Real-time evaluation in MotionBuilder gives immediate visual feedback as you adjust motion capture data, which dramatically speeds up the cleanup process. Unlike offline rendering workflows where you must wait to see the result of each adjustment, MotionBuilder lets you scrub through animations and see corrections applied instantly. This responsiveness makes it practical to process dozens of clips in a single session, which is essential when working with comprehensive animation packs containing hundreds of individual movements.
MotionBuilder's real-time character animation capabilities make it the preferred tool for many professional mocap studios working on games and film. The Story window provides a non-linear editing environment where animators can layer, blend, and sequence motion capture takes with frame-accurate precision. This non-destructive workflow means that raw capture data is preserved while artists experiment with different edit decisions and timing adjustments.
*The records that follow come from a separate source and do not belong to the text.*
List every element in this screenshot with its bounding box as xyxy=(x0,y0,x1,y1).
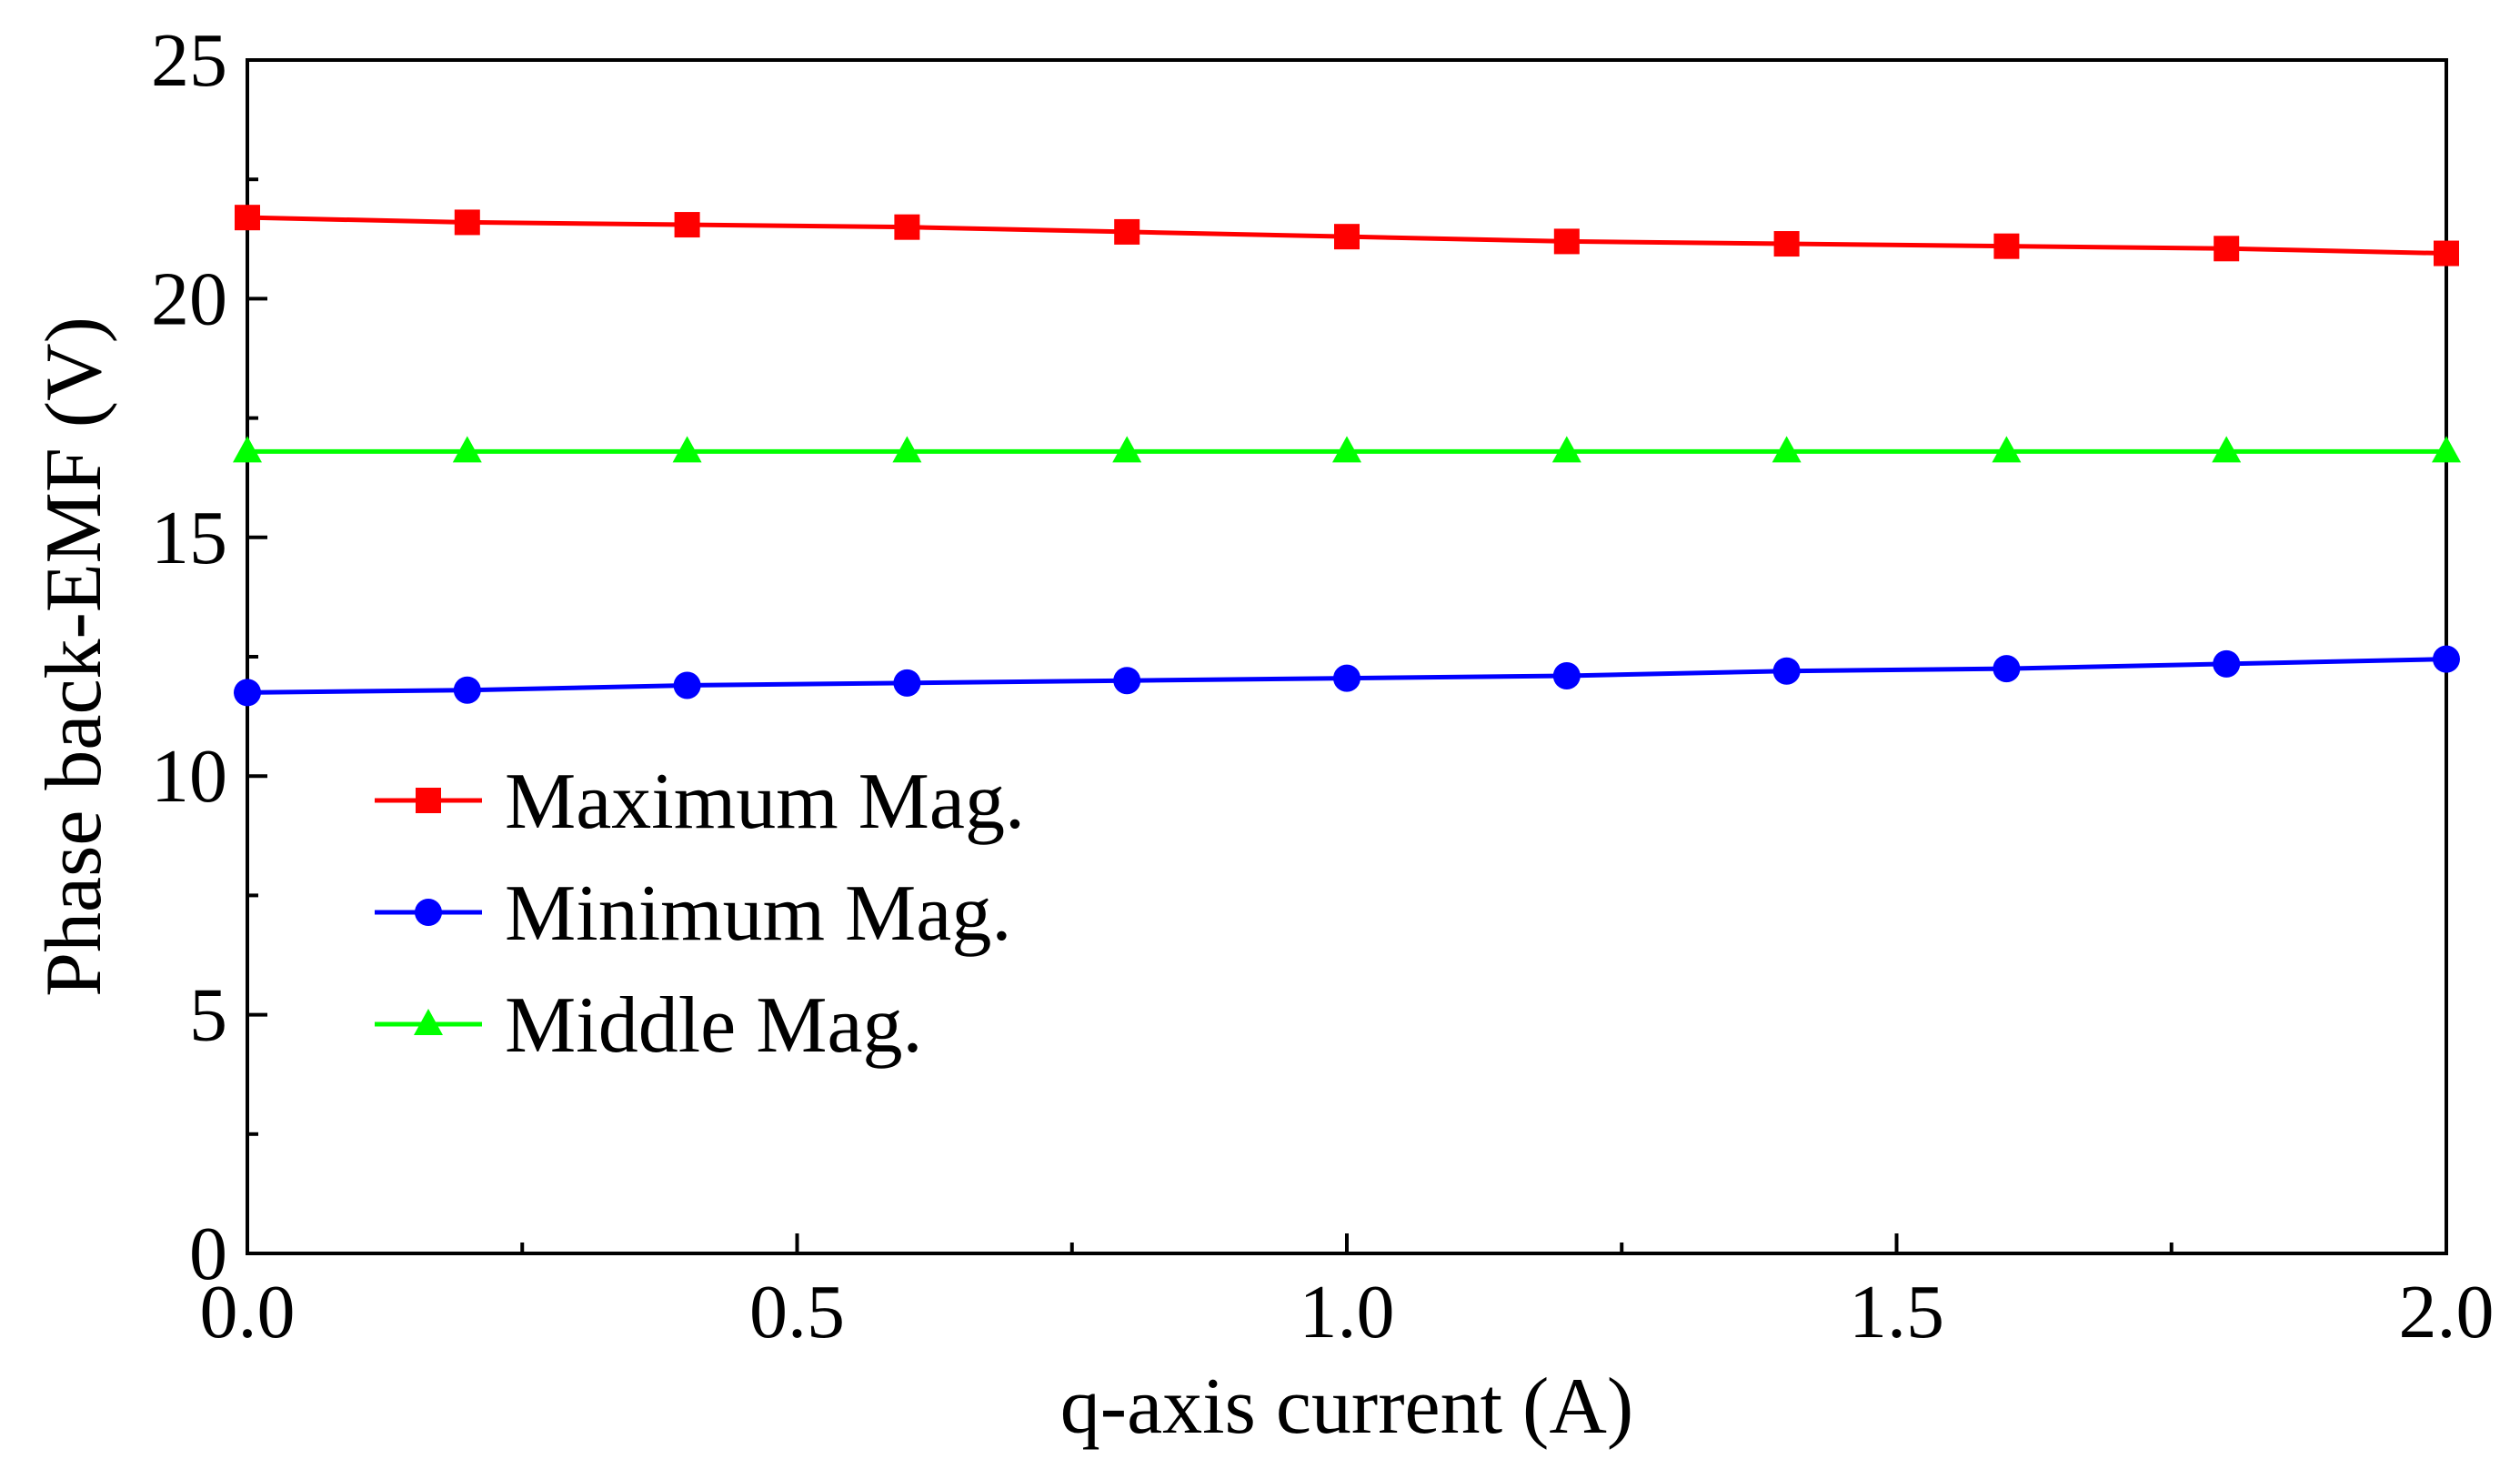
axes-layer: 0.0 0.5 1.0 1.5 2.0 0 5 10 15 20 25 xyxy=(151,18,2495,1354)
x-axis-title: q-axis current (A) xyxy=(1060,1363,1633,1451)
y-tick-label: 10 xyxy=(151,734,227,819)
data-point-middle-mag xyxy=(1772,436,1802,463)
x-tick-label: 1.0 xyxy=(1300,1270,1395,1354)
y-tick-label: 0 xyxy=(189,1212,227,1296)
y-tick-label: 15 xyxy=(151,496,227,580)
series-maximum-mag xyxy=(235,205,2459,267)
legend-marker-maximum-mag xyxy=(416,788,441,813)
data-point-minimum-mag xyxy=(1993,655,2021,683)
legend-marker-middle-mag xyxy=(414,1009,443,1035)
x-tick-label: 0.0 xyxy=(200,1270,296,1354)
data-point-minimum-mag xyxy=(234,679,261,707)
series-minimum-mag xyxy=(234,645,2460,707)
data-point-maximum-mag xyxy=(2434,240,2459,267)
data-point-middle-mag xyxy=(2212,436,2242,463)
data-point-maximum-mag xyxy=(2214,236,2240,262)
data-point-middle-mag xyxy=(1992,436,2022,463)
y-tick-label: 5 xyxy=(189,973,227,1058)
data-point-maximum-mag xyxy=(1773,231,1800,257)
data-point-maximum-mag xyxy=(235,205,260,231)
legend-label-maximum-mag: Maximum Mag. xyxy=(505,758,1025,846)
data-point-maximum-mag xyxy=(1114,218,1140,245)
data-point-middle-mag xyxy=(233,436,262,463)
data-point-maximum-mag xyxy=(894,214,920,240)
data-point-middle-mag xyxy=(892,436,922,463)
y-tick-label: 20 xyxy=(151,257,227,341)
legend-item-middle-mag: Middle Mag. xyxy=(375,981,923,1070)
data-point-maximum-mag xyxy=(1993,233,2020,259)
data-point-middle-mag xyxy=(1332,436,1361,463)
legend-label-middle-mag: Middle Mag. xyxy=(505,981,923,1070)
y-axis-title: Phase back-EMF (V) xyxy=(30,317,118,997)
data-point-minimum-mag xyxy=(2213,649,2241,678)
data-point-minimum-mag xyxy=(1333,664,1360,692)
data-point-maximum-mag xyxy=(674,212,700,238)
x-tick-label: 1.5 xyxy=(1849,1270,1944,1354)
data-point-minimum-mag xyxy=(1772,657,1801,685)
legend-item-maximum-mag: Maximum Mag. xyxy=(375,758,1025,846)
y-tick-label: 25 xyxy=(151,18,227,103)
legend-label-minimum-mag: Minimum Mag. xyxy=(505,870,1011,958)
data-point-maximum-mag xyxy=(1334,224,1360,250)
x-tick-label: 2.0 xyxy=(2399,1270,2495,1354)
legend-item-minimum-mag: Minimum Mag. xyxy=(375,870,1011,958)
data-point-minimum-mag xyxy=(1552,661,1581,689)
legend: Maximum Mag. Minimum Mag. Middle Mag. xyxy=(375,758,1025,1070)
data-point-minimum-mag xyxy=(453,676,481,704)
data-point-middle-mag xyxy=(672,436,702,463)
data-point-maximum-mag xyxy=(454,209,480,236)
data-point-minimum-mag xyxy=(2433,645,2460,673)
series-middle-mag xyxy=(233,436,2461,463)
data-point-middle-mag xyxy=(1112,436,1142,463)
data-point-minimum-mag xyxy=(673,671,701,699)
data-point-middle-mag xyxy=(1551,436,1581,463)
data-point-middle-mag xyxy=(2432,436,2461,463)
legend-marker-minimum-mag xyxy=(415,899,442,926)
data-point-minimum-mag xyxy=(893,669,921,697)
series-layer xyxy=(233,205,2461,707)
x-tick-label: 0.5 xyxy=(749,1270,845,1354)
data-point-minimum-mag xyxy=(1113,667,1141,695)
data-point-maximum-mag xyxy=(1553,228,1580,255)
data-point-middle-mag xyxy=(452,436,482,463)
Integration between MotionBuilder and game engines has improved significantly in recent years. Direct pipeline connections to Unreal Engine through Live Link enable real-time streaming of animated performances, while FBX export remains the most reliable method for batch-processing animation libraries. Studios that establish efficient MotionBuilder-to-engine pipelines can dramatically reduce the time between motion capture session and in-game implementation.
For independent developers who may not have access to MotionBuilder, pre-processed motion capture animation packs offer a practical alternative. These packs contain professionally cleaned and retargeted animations that have already been through the MotionBuilder pipeline, delivering studio-quality movement data in engine-ready formats at a fraction of the cost of building an in-house mocap workflow.